Lately, it feels like everyone – whether in CX or other industries – is talking about imposter syndrome, AKA the persistent inability to believe that your success is deserved or was legitimately achieved through your own efforts or skills.
In other words, it’s the gap between how you perceive your own competence compared to how competent you actually are.
In real life, imposter syndrome makes you feel like a fraud. And even worse: that the people around you will find out you’re a fraud.
But what if I tell you that imposter syndrome can be a good thing?
Before we dig into that juicy concept, let’s get back to basics.
The 5 signs of imposter syndrome
The main ways of coping with imposter syndrome can look like:
Overworking to make up for how inadequate you feel. You try to become a superhero.
Setting exceedingly high goals and feeling crushed when you don’t meet them. You aim to feel like a natural genius.
Never being satisfied with your level of understanding. You’re always trying to learn more so you become the ultimate expert.
Never being completely happy with your work. You fixate on flaws instead of strengths.
Preferring to work alone. You won’t request help for fear of appearing weak or incompetent. You’re doing your thing solo.
Do any of those points resonate with you? If so, you’re not alone. Studies like this one show that more than 80% of people have reported experiencing imposter syndrome at any given time.
Why imposter syndrome isn’t necessarily bad
Research by Wharton University’s Basima Tewfik shows that there could be an upside to experiencing self-doubt. The professor analysed the effects of imposter syndrome on people’s careers, both in terms of quality of the work and social standing among colleagues.
She discovered that people with imposter syndrome were actually rated more interpersonally effective than their peers who didn’t. Their managers described them as better collaborators who worked well with colleagues.
Basima also found that people who may have felt fraudulent while achieving or delivering performed at a similar level – or even outperformed – their colleagues in competence behavior.
Why? because they:
Were more empathetic
Were better listeners
Asked better questions
Held frequent eye contact
And so on.
Basima’s research so far suggests that this perceived competence gap – the idea that imposters are masquerading as someone more capable than they really are − may not negatively affect the quality of their work after all. And, if their self-doubt leads them to put extra effort into their interpersonal connections, it may even help them outperform their more confident colleagues.
In a world where collaboration is key for every high-performing company using lean methods, it’s a powerful discovery.
Imposter syndrome isn’t a disease, it’s a feeling. And feelings are fuel. They make you make certain choices, often for the better.

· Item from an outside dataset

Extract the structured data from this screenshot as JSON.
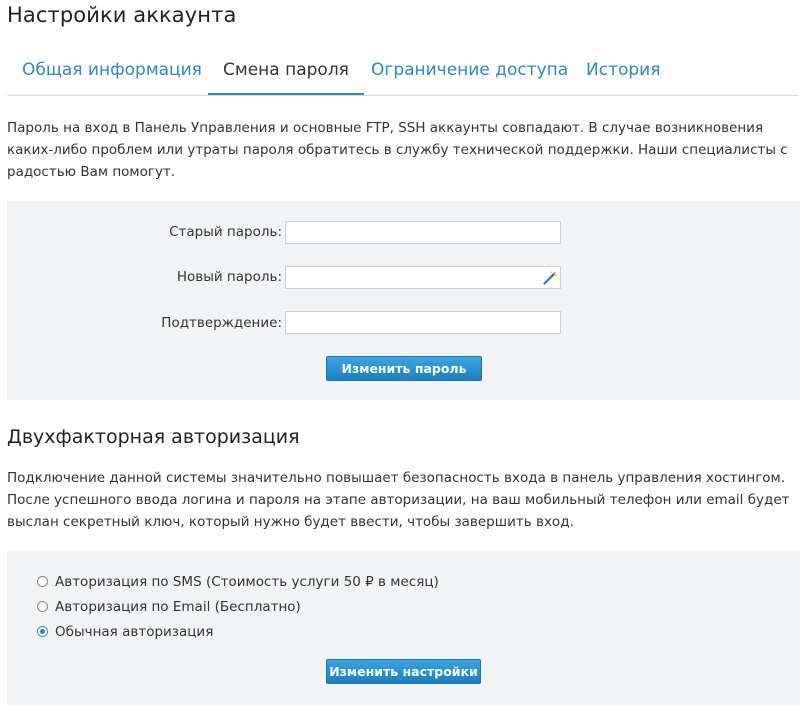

Harnessing imposter syndrome
When you first heard about imposter syndrome, you might have experienced relief. It may have felt good for a moment, finally having a name for such a familiar feeling.
But then, the second layer – the after effect – left you with the suspicion that you now have a problem to solve.
Except… you really don’t. The issue isn’t with you. You don’t have to alter who you are to be more successful; you just need to understand yourself a little better.
Imagine what we could do if we started thinking about harnessing this syndrome instead of fixing it or indulging in the negative feelings it provides?
It could motivate us to work harder to prove ourselves and work smarter to fill the gaps in our knowledge and skills.
How to limit the negative effects of imposter syndrome
It also goes without saying that the mental health effects of imposter syndrome need tackling.
Self-skepticism can induce stress, fear and lower self-confidence. The best course of action for professionals hoping to harness their potential is to step past the negative emotions and lean further into the imposter feelings.
Focusing on the perceived competence gap between you and your peers − and putting your energy towards closing it − might just give you the edge you’re looking for.
It might be a moment for confident humility, where we can recognise how little we know and yet have a strong conviction in our capability to learn.
That’s the perfect attitude for adopting a beginner mindset; a growth mindset where curiosity and compassion are the royal couple.